The crude oil prices may remain weak and volatile in the near future, hurting the performance of many oil producers. The Permian Basin focused oil producer Parsley Energy (NYSE:PE), however, will likely continue generating profits and free cash flows as it reduces costs and realizes capital efficiencies. The company will also realize synergies and the associated cost savings as it completes the takeover of Jagged Peak Energy. Oil prices, however, can also come under additional pressure in 2020, but Parsley Energy is in good financial health and can withstand any unexpected drop in oil prices.
Image courtesy of Pixabay
Oil prices rose substantially in the recent past, with the US benchmark WTI crude climbing from $55 a barrel in late-November to above $63 earlier this month.
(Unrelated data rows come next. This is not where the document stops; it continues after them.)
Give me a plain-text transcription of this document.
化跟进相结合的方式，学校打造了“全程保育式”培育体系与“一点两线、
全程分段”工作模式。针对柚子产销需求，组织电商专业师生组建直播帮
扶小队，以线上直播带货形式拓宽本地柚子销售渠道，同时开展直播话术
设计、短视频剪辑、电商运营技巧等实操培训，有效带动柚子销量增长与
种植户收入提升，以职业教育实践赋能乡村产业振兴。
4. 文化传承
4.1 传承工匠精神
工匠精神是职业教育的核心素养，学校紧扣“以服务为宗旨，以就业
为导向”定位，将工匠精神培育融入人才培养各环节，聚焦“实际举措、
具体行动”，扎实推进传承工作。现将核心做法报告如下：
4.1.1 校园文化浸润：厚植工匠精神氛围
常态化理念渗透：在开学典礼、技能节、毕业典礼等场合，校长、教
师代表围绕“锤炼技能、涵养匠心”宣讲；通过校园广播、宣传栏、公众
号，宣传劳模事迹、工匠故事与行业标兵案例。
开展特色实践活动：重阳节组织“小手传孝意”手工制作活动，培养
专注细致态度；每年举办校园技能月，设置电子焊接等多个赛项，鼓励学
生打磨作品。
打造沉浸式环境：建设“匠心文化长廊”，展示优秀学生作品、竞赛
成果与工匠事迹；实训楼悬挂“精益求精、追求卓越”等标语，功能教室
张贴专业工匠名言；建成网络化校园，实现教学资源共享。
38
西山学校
The gains were driven in large part by OPEC and its allies who decided to deepen production cuts from early-2020 as well as by the reduction in trade tensions between the US and China after two of the world’s largest economies signed a preliminary deal, and the US-Iran crisis triggered by the killing of a top Iranian general and threatened to push the entire region towards a major conflict. But oil prices cooled quickly after the threat of war and the risk of supply-side disruptions in the Middle East receded as both the US and Iran backed away from open conflict. The WTI was at $58 a barrel at the time of this writing.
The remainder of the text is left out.